Hace unos días volvió a aparecer en televisión Víctor Díaz, el famoso “Zafrada”. A cinco años del terremoto del 27-F los creativos editores tuvieron la original idea de ir a ver cómo ha cambiado su vida desde que, desafortunadamente, se hizo famoso. Después de haber sido ungido por los medios como “rostro humano” de la tragedia y utilizado sin asco además por la administración de entonces, tal como los 33 mineros cuando pasó la contingencia, Víctor volvió a su vida sencilla y humilde en Iloca sin nada más que un apodo memorable para capitalizar escasamente su celebridad para arrendar caballos a los turistas. Eso y un caballo propio que le regaló Felipe Camiroaga, acaso el único gesto sincero de genuino afecto entre toda la atención interesada que recibió por entonces.
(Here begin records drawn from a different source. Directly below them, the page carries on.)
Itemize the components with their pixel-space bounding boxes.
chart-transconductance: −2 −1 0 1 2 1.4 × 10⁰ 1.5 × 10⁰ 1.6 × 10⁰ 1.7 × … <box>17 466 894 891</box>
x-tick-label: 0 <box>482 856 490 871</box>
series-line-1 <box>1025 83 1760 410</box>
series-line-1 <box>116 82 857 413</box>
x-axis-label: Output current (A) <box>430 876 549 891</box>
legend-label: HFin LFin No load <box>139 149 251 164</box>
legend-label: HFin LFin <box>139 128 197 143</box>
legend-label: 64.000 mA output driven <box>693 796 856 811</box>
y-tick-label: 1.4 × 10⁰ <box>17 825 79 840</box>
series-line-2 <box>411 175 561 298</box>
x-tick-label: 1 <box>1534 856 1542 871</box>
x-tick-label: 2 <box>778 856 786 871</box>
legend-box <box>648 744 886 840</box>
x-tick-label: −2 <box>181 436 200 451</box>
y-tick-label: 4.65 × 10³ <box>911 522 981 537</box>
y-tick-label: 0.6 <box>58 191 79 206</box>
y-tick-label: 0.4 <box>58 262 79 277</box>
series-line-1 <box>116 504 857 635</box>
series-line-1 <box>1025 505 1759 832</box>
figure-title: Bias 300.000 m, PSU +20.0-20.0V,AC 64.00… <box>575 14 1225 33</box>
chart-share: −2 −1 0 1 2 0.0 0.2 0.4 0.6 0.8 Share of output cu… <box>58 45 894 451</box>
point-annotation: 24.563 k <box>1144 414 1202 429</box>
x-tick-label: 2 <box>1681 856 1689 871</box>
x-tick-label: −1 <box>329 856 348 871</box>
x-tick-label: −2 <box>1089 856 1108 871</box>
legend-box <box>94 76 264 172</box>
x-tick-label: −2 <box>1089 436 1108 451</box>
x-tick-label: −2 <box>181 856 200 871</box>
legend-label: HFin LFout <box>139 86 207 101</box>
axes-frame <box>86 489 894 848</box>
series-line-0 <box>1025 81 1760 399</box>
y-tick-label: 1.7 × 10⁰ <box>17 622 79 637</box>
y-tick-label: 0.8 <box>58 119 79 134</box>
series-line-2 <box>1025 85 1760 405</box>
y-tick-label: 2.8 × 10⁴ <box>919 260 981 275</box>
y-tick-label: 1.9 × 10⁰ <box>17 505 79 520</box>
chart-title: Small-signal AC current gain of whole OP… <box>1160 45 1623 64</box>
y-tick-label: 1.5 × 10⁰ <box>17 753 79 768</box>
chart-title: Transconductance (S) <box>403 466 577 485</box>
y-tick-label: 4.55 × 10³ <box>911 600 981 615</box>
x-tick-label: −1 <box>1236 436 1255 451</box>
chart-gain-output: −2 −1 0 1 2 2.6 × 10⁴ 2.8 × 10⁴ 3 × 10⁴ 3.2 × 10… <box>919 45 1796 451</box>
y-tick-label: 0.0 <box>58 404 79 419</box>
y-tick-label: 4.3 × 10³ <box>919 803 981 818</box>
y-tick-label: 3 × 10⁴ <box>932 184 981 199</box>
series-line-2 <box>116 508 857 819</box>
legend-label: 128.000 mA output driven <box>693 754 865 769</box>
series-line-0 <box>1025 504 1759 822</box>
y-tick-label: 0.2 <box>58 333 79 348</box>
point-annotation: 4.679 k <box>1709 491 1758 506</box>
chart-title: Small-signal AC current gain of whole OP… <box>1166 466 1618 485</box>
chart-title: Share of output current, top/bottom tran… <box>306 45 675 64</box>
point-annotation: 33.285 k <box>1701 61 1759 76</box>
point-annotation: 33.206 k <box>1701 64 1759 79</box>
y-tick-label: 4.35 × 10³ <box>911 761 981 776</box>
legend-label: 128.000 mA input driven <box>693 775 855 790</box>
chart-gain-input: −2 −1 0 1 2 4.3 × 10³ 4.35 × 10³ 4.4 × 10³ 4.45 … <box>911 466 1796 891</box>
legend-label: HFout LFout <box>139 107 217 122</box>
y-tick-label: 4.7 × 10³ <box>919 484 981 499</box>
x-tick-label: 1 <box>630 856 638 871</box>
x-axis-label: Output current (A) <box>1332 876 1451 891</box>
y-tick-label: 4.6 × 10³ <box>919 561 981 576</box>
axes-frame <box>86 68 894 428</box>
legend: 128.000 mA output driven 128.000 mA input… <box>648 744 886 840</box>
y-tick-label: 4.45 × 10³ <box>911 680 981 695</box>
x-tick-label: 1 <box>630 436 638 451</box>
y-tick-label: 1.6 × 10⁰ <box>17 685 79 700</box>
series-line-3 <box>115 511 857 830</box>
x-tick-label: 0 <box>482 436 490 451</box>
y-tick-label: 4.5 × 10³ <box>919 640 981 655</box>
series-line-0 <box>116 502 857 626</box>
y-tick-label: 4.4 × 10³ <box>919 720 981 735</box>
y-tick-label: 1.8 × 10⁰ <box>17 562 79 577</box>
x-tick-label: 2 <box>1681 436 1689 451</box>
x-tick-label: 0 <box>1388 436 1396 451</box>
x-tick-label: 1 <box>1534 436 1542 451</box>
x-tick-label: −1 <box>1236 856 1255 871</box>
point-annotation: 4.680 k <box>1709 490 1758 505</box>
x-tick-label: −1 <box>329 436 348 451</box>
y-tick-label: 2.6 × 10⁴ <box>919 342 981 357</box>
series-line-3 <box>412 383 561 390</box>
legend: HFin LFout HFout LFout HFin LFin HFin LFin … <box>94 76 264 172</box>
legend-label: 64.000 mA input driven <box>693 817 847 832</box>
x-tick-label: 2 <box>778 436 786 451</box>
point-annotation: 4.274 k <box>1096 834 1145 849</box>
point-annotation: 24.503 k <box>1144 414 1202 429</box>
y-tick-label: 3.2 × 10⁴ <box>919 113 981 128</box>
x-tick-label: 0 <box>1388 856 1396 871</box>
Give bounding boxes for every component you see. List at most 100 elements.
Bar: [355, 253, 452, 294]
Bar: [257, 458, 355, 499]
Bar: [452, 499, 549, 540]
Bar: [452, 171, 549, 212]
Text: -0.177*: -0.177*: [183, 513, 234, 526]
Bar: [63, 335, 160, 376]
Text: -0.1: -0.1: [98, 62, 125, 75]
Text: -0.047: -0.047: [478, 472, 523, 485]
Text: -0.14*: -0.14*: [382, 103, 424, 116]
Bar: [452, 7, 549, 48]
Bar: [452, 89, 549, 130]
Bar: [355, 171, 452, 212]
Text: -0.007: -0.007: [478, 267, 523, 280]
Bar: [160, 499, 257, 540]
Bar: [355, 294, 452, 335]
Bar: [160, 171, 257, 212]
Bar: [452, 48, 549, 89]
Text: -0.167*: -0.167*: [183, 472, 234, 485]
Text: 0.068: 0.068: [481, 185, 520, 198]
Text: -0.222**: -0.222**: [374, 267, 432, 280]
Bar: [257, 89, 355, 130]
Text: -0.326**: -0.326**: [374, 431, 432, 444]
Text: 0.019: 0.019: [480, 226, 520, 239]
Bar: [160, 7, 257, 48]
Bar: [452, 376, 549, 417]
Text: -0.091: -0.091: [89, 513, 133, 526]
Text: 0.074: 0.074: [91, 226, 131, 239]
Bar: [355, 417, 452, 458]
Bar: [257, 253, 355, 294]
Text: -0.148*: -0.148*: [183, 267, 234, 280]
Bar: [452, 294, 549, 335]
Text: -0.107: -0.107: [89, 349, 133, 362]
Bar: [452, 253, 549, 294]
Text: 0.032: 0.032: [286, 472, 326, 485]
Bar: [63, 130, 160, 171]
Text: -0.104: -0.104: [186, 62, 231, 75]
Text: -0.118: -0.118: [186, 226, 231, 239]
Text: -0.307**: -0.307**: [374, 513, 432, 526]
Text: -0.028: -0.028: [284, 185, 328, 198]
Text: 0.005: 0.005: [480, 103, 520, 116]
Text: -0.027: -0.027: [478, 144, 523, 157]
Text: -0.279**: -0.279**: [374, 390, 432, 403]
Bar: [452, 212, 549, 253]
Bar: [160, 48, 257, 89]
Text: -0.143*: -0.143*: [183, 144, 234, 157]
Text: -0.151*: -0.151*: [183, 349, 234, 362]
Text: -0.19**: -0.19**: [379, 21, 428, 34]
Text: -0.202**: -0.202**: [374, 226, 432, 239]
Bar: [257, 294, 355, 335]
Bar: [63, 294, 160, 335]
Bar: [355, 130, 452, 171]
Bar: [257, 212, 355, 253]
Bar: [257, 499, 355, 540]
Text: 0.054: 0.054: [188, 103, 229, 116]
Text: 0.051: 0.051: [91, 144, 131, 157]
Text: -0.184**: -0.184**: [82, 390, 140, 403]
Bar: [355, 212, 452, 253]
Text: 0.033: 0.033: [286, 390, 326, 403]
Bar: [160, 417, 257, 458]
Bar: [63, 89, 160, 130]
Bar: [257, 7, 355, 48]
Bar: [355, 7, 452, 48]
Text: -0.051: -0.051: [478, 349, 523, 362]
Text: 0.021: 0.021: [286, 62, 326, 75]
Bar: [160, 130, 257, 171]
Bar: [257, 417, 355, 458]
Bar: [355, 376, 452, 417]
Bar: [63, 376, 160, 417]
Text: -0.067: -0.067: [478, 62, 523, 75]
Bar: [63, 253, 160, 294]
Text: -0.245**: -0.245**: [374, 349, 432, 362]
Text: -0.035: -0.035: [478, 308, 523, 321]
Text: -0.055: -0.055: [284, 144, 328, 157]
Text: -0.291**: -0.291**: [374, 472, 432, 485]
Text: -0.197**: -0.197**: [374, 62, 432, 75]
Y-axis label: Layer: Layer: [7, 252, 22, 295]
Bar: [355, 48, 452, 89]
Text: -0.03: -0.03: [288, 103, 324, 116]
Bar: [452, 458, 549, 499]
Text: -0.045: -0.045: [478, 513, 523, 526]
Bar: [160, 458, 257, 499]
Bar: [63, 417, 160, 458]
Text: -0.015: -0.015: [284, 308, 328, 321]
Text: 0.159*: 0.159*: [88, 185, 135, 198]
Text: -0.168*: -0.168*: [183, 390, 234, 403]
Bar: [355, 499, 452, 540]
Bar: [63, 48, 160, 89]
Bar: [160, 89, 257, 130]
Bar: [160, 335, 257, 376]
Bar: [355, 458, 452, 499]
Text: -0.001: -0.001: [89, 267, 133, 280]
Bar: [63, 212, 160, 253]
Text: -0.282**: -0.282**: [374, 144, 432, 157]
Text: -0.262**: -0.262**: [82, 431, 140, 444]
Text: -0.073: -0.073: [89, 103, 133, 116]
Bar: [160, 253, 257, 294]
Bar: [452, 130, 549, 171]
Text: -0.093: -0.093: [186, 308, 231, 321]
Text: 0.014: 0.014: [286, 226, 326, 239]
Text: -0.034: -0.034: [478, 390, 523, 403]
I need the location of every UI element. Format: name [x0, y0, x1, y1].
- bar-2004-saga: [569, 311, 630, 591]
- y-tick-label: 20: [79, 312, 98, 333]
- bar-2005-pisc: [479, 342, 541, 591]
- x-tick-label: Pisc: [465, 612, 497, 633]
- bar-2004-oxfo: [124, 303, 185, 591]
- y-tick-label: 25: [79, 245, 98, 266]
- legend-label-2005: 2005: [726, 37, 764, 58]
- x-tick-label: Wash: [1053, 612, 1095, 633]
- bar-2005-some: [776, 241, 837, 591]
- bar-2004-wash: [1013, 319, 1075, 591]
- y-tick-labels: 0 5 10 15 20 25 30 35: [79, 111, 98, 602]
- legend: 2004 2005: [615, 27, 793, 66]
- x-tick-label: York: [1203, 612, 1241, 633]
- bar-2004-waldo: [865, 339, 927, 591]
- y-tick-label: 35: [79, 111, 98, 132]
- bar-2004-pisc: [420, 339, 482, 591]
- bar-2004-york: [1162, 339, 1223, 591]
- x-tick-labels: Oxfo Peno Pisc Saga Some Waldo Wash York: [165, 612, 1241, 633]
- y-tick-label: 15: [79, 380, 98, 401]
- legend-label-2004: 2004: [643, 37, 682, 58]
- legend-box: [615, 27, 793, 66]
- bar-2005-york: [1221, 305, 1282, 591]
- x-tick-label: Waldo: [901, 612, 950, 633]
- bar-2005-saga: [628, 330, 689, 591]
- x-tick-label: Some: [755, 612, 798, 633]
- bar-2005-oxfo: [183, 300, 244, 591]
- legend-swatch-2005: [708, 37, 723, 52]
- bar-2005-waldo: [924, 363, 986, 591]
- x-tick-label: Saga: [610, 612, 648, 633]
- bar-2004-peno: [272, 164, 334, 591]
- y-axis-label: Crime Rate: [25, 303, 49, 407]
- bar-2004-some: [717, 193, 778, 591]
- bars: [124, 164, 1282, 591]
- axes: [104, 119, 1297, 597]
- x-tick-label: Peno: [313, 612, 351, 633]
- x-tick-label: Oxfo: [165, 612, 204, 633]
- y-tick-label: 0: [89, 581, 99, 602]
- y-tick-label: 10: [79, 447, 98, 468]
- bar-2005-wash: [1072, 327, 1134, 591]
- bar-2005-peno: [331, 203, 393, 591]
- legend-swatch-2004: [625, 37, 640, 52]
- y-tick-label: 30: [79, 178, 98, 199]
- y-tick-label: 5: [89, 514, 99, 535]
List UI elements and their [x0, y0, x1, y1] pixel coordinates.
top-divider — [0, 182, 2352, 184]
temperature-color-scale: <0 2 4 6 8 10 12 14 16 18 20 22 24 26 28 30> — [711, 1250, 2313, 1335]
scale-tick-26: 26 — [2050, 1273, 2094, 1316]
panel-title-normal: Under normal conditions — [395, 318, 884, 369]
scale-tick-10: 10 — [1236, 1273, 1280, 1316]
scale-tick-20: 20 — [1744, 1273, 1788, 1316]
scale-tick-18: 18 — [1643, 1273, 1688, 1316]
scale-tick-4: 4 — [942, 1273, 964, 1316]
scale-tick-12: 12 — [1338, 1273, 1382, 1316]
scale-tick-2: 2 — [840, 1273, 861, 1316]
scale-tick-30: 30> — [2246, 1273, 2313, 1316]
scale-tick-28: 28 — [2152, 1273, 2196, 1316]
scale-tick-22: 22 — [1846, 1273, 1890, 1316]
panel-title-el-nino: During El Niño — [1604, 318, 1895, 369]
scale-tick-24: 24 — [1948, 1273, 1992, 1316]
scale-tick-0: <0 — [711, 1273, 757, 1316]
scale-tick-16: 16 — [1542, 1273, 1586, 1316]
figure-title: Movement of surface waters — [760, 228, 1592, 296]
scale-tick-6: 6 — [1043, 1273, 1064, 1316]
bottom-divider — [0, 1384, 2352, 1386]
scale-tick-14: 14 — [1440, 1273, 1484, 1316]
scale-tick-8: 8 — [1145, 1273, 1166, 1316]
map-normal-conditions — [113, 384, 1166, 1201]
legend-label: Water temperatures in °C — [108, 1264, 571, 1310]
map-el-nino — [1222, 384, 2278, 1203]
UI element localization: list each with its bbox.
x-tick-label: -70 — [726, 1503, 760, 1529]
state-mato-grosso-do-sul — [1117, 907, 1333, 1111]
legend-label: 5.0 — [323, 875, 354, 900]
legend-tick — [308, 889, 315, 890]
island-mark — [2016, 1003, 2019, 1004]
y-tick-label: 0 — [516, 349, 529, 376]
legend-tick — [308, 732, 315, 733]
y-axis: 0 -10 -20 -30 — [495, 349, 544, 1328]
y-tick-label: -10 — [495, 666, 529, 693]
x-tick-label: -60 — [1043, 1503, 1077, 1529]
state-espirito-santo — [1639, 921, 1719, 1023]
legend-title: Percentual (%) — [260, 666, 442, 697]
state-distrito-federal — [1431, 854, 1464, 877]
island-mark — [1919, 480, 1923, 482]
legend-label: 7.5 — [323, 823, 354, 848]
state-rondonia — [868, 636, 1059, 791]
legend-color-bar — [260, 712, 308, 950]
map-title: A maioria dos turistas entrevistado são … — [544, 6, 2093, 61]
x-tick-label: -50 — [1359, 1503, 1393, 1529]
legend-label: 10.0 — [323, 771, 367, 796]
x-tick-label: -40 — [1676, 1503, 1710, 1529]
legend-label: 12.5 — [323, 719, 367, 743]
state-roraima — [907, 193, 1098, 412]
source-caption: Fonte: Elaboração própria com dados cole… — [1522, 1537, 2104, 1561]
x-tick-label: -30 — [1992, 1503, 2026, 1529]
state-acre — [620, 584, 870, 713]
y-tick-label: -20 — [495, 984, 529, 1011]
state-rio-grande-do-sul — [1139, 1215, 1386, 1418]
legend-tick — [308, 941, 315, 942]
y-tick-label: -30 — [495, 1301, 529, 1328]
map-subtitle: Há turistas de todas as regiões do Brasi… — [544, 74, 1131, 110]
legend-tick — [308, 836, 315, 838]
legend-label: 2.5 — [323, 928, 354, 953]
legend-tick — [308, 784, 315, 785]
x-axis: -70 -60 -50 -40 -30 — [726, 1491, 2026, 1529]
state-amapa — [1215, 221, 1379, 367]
Entiendo que Víctor ha dicho que espera que cuando sea más grande lo inviten a un reality, lo que en realidad significa que espera obtener algo más que la curiosidad de quienes visitan su pueblo. Poco o nada tiene que ver su ilusión con los balances, objetivos o manoseados según el interés del sector que se trate, de la reconstrucción. Tal como “el Zafrada”, la enorme mayoría de los chilenos afectados por el desastre parece ser considerada poco más que el telón de fondo para la propaganda. Más allá de la efeméride que se presta, nuevamente, para que la proliferación de generales post batalla, es un hecho que la oportunidad que nos brindó la naturaleza no fue aprovechada de manera consciente y responsable. Hasta donde yo sé, según lo que entiendo y a riesgo de equivocarme, no hubo un plan sustentable, inteligente, para una reconstrucción que se hiciera cargo de la enseñanza para mejorar la calidad de vida de alguien sobre el estándar que tenía el día anterior al terremoto y maremoto.

Durante los interminables cuatro años de autobombo del “gobierno de excelencia” se hicieron anuncios que poco y nada tenían que ver con la verdad. Soluciones habitacionales que sólo eran un título de propiedad impreso, cifras y estadísticas sin ningún respaldo (esto me recuerda el Censo) que fueron continuamente rebatidas por organizaciones que estaban en terreno, cortes de cinta e inauguraciones para la galería… todo mientas se intentaba sacar provecho político llevando ante la justicia a las autoridades a cargo esa fatídica madrugada.

Hoy, 27-F de 2015, el ex Presidente Sebastián Piñera ha presentado un libro titulado “El desafío de la reconstrucción, lecciones aprendidas”, en el que sostiene que al entregar el mando el 97% de la reconstrucción estaba completa. La Presidenta Michelle Bachelet, a su vez, dijo: “Sin intención de polemizar con las cifras, lo que corresponde es asumir responsablemente la complejidad de la realidad que aun enfrentamos”, y agregó que a enero de 2015 los proyectos que falta iniciar son el 1,2%, entre viviendas a reponer y reparar. Así, se espera que en 2016 estén ya terminadas todas las obras o en etapa final de ejecución”. Ojalá que esto sea verdad, aunque ninguno se refiera al estándar de esta reconstrucción o de la modernización de la red de emergencia. Lamentablemente la única forma de saberlo es que la naturaleza vuelva a ponernos a prueba. Entonces, nuevamente, políticos de todos colores escarbarán entre los escombros buscando algún Zafrada, de una manera no muy distinta a como intentan hipnotizarnos con zanahorias-bono y promesas-jingle cuando hay que pastorear ganado hasta las urnas de votación.

 Así las cosas, es obvio que más allá del 27-F y el recuerdo de las víctimas, la lección sobre la dignidad, el respeto y la misión superior que ha de cumplir un servidor público aún está pendiente.